Venezuela detém as maiores reservas comprovadas do planeta, estimadas em mais de 300 mil milhões de barris de crude, concentradas na Faixa Petrolífera do Orinoco, preservadas durante a ofensiva

Francisco Laranjeira
Janeiro 6, 2026
13:11

Menos de seis horas depois do rápido ataque dos Estados Unidos que resultou na detenção do presidente venezuelano Nicolás Maduro, Donald Trump confirmou o interesse americano no futuro da indústria petrolífera do país sul-americano. A Venezuela detém as maiores reservas comprovadas do planeta, estimadas em mais de 300 mil milhões de barris de crude, concentradas na Faixa Petrolífera do Orinoco, preservadas durante a ofensiva.

A produção diária atual ronda um terço do que era extraído na década de 1990, quando o país vivia um período de prosperidade.
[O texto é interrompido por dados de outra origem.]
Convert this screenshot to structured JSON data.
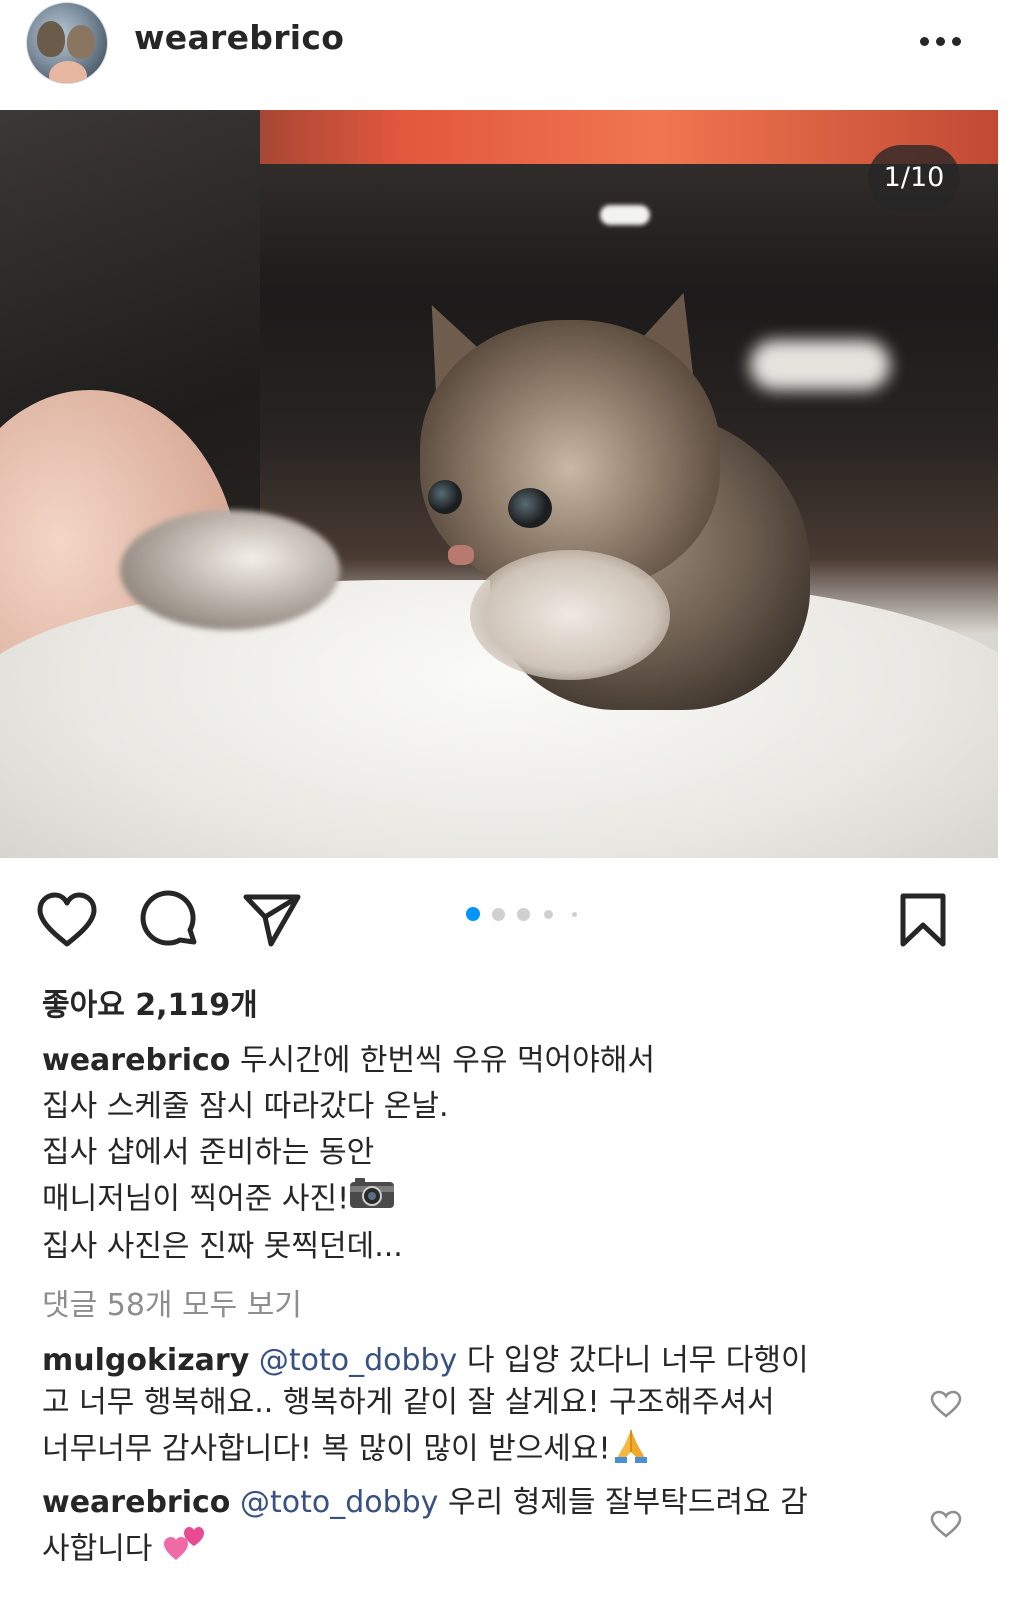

Segundo especialistas, a queda deve-se à falta de investimentos, à obsolescência do equipamento e à escassez de aditivos e mão-de-obra qualificada. O petróleo venezuelano é pesado e ácido, essencial para a produção de gasóleo e asfalto, e a sua escassez tem contribuído para a recente subida do preço do combustível a nível global.

A China é atualmente o maior cliente do petróleo venezuelano, enquanto apenas a Chevron mantém operações nos Estados Unidos, após regressar no verão passado. As refinarias americanas utilizam o crude venezuelano em mistura com petróleo leve produzido internamente.

Cenários para o setor petrolífero

Gonzalo Escribano, investigador sénior do Instituto Real Elcano, alertou que o futuro da indústria depende da estabilidade política. Caso se mantenha a incerteza, as petrolíferas internacionais dificilmente investirão milhões num ambiente marcado por excesso de oferta e preços baixos. Por outro lado, indicou o jornal espanhol ‘El País’, se houver um acordo com Trump que permita a entrada das empresas americanas, a produção venezuelana poderia aumentar cerca de meio milhão de barris por dia.

Jorge León, vice-presidente da consultora Rystad Energy, sublinhou que a Venezuela não consegue aumentar a produção rapidamente devido à falta de investimentos em portos, oleodutos, refinarias e mão-de-obra qualificada, atualmente controlada por militares. Segundo León, mesmo com todo o potencial do país, a retoma sustentável da produção poderá levar entre cinco a oito anos.

Riqueza natural em contraste com pobreza económica

A Venezuela possui vastas reservas de petróleo, gás natural, ouro, diamantes, minério de ferro e bauxite, bem como depósitos de fosfato e feldspato. No entanto, o país vive num contexto de empobrecimento, isolamento internacional e êxodo migratório.

Antes do ataque, Maduro terá oferecido a Trump acesso preferencial ao setor petrolífero em troca de garantias de segurança, incluindo um possível exílio na Turquia, proposta que terá sido recusada. O fracasso das negociações levou à operação militar que culminou na sua detenção em Brooklyn, Nova Iorque.

Trump assumiu publicamente o interesse económico dos EUA na Venezuela, destacando o potencial de investimento e os lucros que poderiam ser gerados pelas empresas americanas. O presidente americano referiu que a medida poderia tornar o povo venezuelano mais rico, independente e seguro, enquanto o país mantém um papel estratégico no abastecimento mundial de petróleo, mesmo num cenário de transição energética global.